Actually, Epiphany 1494 was the first Mass in America for which we have a written record.. During the thousand years before that, a seafaring Irish priest, or a Christian Norseman, may very well have said Mass in Greenland or Newfoundland, Canada. In fact, in 1925, archaeologists found the ancient ruins of a cathedral near the southern tip of Greenland.

Anyway: New year. AD 2019. We always start a new year by coming to the manger to adore the baby Jesus, like the wise men did. And what do we find? The newness of God.

Rubens Melchior.jpg
Rubens “Melchior the Assyrian”

We may have been celebrating Mass in this hemisphere for 525 years, or more, but it doesn’t get old. 2018 may have been a tough year, a terrible year. But 2019 starts fresh anyway. Because God gives the grace of the newborn Christ to us. God shines the light, clarifies everything, and inspires us with this:

‘Here is my Son, given to you! An innocent Lamb, Who speaks divine wisdom. A humble child, Who will lead you forward as your invincible champion. He is pure God and a son of Adam, like you.

‘The human race is old, tired, and confused. But He is not. You are older, more tired, and more confused than you were a year ago. But He is not!’

Villalpando MagiWe can start fresh here, at the crib, with the magi. We can lay everything down. We can take a little rest in the bottomless quiet and peace of Jesus in the manger. Then we can stand up and march fearlessly forward into 2019.
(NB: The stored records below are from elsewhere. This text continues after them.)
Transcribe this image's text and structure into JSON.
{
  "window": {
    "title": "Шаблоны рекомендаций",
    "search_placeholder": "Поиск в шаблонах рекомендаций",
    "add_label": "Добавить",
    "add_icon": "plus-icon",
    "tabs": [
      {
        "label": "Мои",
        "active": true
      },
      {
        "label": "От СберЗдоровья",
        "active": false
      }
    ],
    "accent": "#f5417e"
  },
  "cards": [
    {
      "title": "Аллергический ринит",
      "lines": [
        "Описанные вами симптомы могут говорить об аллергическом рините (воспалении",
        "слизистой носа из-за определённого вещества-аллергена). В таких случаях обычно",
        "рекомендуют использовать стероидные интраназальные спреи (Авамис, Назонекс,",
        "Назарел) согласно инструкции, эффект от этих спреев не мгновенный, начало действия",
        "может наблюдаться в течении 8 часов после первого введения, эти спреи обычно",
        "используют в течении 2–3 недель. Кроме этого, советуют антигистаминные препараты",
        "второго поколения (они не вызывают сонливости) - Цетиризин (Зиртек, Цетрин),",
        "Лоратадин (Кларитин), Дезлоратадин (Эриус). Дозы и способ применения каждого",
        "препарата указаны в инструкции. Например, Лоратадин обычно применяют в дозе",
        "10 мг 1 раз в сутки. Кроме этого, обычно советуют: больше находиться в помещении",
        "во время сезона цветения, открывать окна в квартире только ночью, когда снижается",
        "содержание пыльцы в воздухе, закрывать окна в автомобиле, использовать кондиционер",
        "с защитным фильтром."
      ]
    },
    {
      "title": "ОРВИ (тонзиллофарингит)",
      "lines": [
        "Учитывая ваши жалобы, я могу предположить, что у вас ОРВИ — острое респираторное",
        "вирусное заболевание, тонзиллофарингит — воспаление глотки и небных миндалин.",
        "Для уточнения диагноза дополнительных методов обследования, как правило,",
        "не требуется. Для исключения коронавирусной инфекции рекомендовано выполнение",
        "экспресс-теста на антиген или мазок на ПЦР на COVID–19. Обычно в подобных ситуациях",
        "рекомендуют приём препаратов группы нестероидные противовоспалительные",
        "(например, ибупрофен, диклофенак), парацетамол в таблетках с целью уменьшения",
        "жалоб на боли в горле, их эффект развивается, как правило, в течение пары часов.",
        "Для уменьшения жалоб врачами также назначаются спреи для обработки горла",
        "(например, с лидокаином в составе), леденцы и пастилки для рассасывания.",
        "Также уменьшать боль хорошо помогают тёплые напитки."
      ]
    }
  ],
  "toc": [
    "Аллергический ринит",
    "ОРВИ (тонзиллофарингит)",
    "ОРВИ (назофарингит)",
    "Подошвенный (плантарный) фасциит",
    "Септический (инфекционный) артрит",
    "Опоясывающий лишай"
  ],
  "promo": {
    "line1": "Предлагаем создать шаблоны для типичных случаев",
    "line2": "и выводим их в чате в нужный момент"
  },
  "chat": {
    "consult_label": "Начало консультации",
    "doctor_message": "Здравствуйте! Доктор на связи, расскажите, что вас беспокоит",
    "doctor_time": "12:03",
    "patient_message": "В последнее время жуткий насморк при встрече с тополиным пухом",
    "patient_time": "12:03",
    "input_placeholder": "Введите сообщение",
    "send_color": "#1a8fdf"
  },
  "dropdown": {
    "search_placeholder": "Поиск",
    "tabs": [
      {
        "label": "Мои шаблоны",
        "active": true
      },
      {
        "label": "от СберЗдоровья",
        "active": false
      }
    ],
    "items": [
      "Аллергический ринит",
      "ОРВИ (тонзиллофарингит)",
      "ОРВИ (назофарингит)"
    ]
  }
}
He’s got the plan. He’s got the necessary holiness. He’s got the right goal for us, and the right means to the goal. This world belongs to Him. We belong to Him. He is the heaven, the beauty, the goodness of life. He is God giving us that heaven, that beauty, that goodness. He is God giving us His own godliness, as a pure gift. A gift to us old, tired sinners.

‘Here, old, tired sinners. Here you go; all yours: My gift to you! My only-begotten, born of the Virgin. He is mine; He is Me, the image of the invisible God. And He is yours now, too! All yours.’

We do not begin this new year alone. God help us if we did. We have every reason to imagine that 2019 will bring even more pain and confusion than 2018 did. This isn’t some Fantasy Land speech I’m giving.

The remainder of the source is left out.